Lower costs of collateral, direct access to the settlement system - all this due to the so-called "REMIT carve-out" - make the OTF (Organised Trading Facility) particularly interesting trading opportunity in the EU energy wholesale market under MiFID II (starting as from 3 January 2018).
The underlying fact is that physically-settled instruments covered by REMIT (wholesale energy products within the REMIT terminology - mainly electricity and gas) traded on an OTF do not qualify as MiFID II financial instruments and are consequently outside the scope of MiFID, EMIR and the CRD IV package.
However, while regulated markets and MTFs have non-discretionary rules for the execution of transactions, the operator of an OTF carries out order execution on a discretionary basis subject, where applicable, to the pre-transparency requirements and best execution obligations.
The way the discretion will be exercised by the OTFs operators is the most troublesome element, the regulators, market participants and the OTFs themselves currently intensively consider.
Why is this so important?
Market participants accustomed to the traditional trading platforms will have to assess risks, to which they are exposed in this novel trading formula.
Among the questions that may be asked is whether the discretionary order execution mean that from the two equivalent orders submitted by the two competitors one will be filled and the second not.
Is the trading in the OTF not subject to the principles of transparency and neutrality?
The answer to the latter question is positive - because an OTF constitutes a "genuine trading platform", the platform operator must be neutral - Recital 9 MiFIR.
Nevertheless, the said issue of the potential discrepancy in the execution of the two equivalent orders must be further examined.
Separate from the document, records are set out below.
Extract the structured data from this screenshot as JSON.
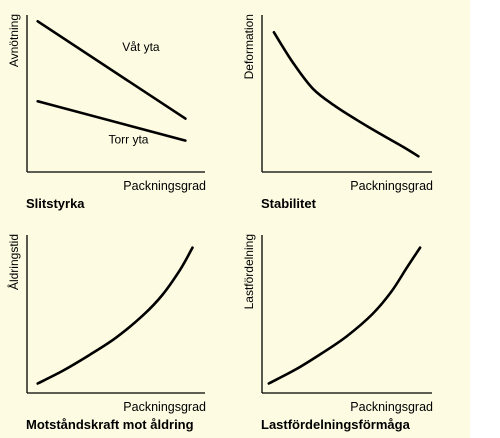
{
  "page": {
    "background": "#fdfbe2"
  },
  "chart_data": [
    {
      "id": "slitstyrka",
      "type": "line",
      "title": "Slitstyrka",
      "xlabel": "Packningsgrad",
      "ylabel": "Avnötning",
      "xlim": [
        0,
        10
      ],
      "ylim": [
        0,
        10
      ],
      "series": [
        {
          "name": "Våt yta",
          "x": [
            0.6,
            8.9
          ],
          "y": [
            9.6,
            3.4
          ],
          "label_at": [
            6.4,
            7.7
          ]
        },
        {
          "name": "Torr yta",
          "x": [
            0.6,
            8.9
          ],
          "y": [
            4.5,
            2.0
          ],
          "label_at": [
            5.7,
            1.8
          ]
        }
      ]
    },
    {
      "id": "stabilitet",
      "type": "line",
      "title": "Stabilitet",
      "xlabel": "Packningsgrad",
      "ylabel": "Deformation",
      "xlim": [
        0,
        10
      ],
      "ylim": [
        0,
        10
      ],
      "series": [
        {
          "x": [
            0.7,
            1.8,
            3.0,
            4.3,
            5.6,
            7.0,
            8.3,
            9.2
          ],
          "y": [
            8.9,
            7.0,
            5.3,
            4.2,
            3.3,
            2.4,
            1.6,
            1.0
          ]
        }
      ]
    },
    {
      "id": "aldring",
      "type": "line",
      "title": "Motståndskraft mot åldring",
      "xlabel": "Packningsgrad",
      "ylabel": "Åldringstid",
      "xlim": [
        0,
        10
      ],
      "ylim": [
        0,
        10
      ],
      "series": [
        {
          "x": [
            0.6,
            2.0,
            3.5,
            5.0,
            6.5,
            7.6,
            8.6,
            9.3
          ],
          "y": [
            0.6,
            1.4,
            2.4,
            3.5,
            4.9,
            6.2,
            7.8,
            9.2
          ]
        }
      ]
    },
    {
      "id": "lastfordelning",
      "type": "line",
      "title": "Lastfördelningsförmåga",
      "xlabel": "Packningsgrad",
      "ylabel": "Lastfördelning",
      "xlim": [
        0,
        10
      ],
      "ylim": [
        0,
        10
      ],
      "series": [
        {
          "x": [
            0.4,
            2.0,
            3.5,
            5.0,
            6.5,
            7.6,
            8.5,
            9.3
          ],
          "y": [
            0.6,
            1.5,
            2.5,
            3.6,
            5.0,
            6.4,
            7.9,
            9.2
          ]
        }
      ]
    }
  ]
}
As regards transparency, pursuant to MiFIR the market operator or investment firm operating an OTF are required to "make clear to users of the venue how they will exercise discretion."
However, as always, the devil is in the details.
I'm afraid that market participants potentially interested in trading in an OTF, acting in their own best interest, won't be free from carefully examining algorithms and programs used by the OTF to determine the matching and execution of trading interests.
The law gives in that regard market participants some tools to exercise their prerogatives.
Pursuant to Commission Implementing Regulation (EU) 2016/824 of 25 May 2016, a relevant operator has an obligation to provide its national competent authority with a detailed description of the functioning of its trading system specifying, among others, "a description explaining how the trading system satisfies each element of the definition of an OTF".
Further, the OTF's market operator in the case of an electronic or hybrid trading system, is required to provide information on the nature of any algorithm or program used to determine the matching and execution of trading interests.
ESMA recently underlined, the sophisticated algorithms supporting automated matching need to anticipate the circumstances under which the orders would not be matched; they also must have the capacity to ensure that the decision to match (or not to match) two opposite trading interests is in compliance with the best execution policy or a client specific instruction.
As one of the differentiating factors from execution algorithms operated by MTFs, the algorithms operated by the OTF will be expected to take into account external market factors or other external source of information to demonstrate the exercise of discretion.
Hence, the OTF's best execution policy will be of particular interest to the OTF's members and will have to be carefully examined.
As follows, another source of concern and scrutiny will be the specification of:
- "external market factors" and
- "other external sources of information"
used in the OTF's algorithms, politics and procedures.
However, this effort seems to be worth considering given substantial benefits, the OTF's trading formula gives to its members.